Walter Chiari ha un figlio, Simone Annichiarico, che il pubblico televisivo conosce bene soprattutto per la conduzione di “Italia’s got talent” su Canale Cinque al fianco di Belen Rodriguez. Nel 2012 Annichiarico, oggi poco più che quarantenne, ha voluto raccontare in un libro dal titolo “Walter e io” il legame con il padre. Dalle pagine traspare l’affetto di Simone per il genitore, anche se c’è un po’ di amarezza per la scomparsa avvenuta in piena solitudine.

In un’intervista a “L’Espresso” ha così raccontato l’ammirazione per il genitore che ha lasciato il segno con la sua professione: “Non si riusciva a non amarlo. Lui rapiva l’attenzione e gli affetti. Tutti sentivano che aveva un cuore grande e una testa libera da qualsiasi tipo di vincolo. Per questo lo perdonavano sempre. Delle fughe, delle assenze, di dare cento appuntamenti contemporanei e non rispettarli, di non presentarsi in teatri strapieni, di bucare addirittura l’ultima puntata di “Fantastico”: sgarbi imperdonabili nel mondo dello spettacolo. Ma appena chiedeva scusa, riconquistava il pubblico e gli amici. Mio padre era un trascinatore”.

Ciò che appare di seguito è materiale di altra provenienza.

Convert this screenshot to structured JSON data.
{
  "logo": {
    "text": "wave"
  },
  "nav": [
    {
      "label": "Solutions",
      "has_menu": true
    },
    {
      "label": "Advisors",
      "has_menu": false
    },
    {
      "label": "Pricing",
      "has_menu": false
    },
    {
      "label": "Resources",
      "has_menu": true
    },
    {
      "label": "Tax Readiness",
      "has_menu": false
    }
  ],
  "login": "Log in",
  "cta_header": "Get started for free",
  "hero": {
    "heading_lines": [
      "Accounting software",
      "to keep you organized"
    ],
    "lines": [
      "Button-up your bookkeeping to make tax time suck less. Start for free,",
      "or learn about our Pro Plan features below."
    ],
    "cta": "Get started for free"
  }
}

Chiari è stato legato a diverse donne, ma per Simone il vero amore è stato uno solo: “Le donne lo corteggiavano e lui le ricambiava. Ma credo che ne abbia amato una sola: Lucia Bosè. Quando lei lo lasciò per Dominguín, iniziò la sua vita randagia. “Con Mina erano rimasti amici e si capisce anche dalla prefazione affettuosa che ha scritto per il mio libro. Con mia madre è stato un abbaglio: mai viste due persone tanto diverse”.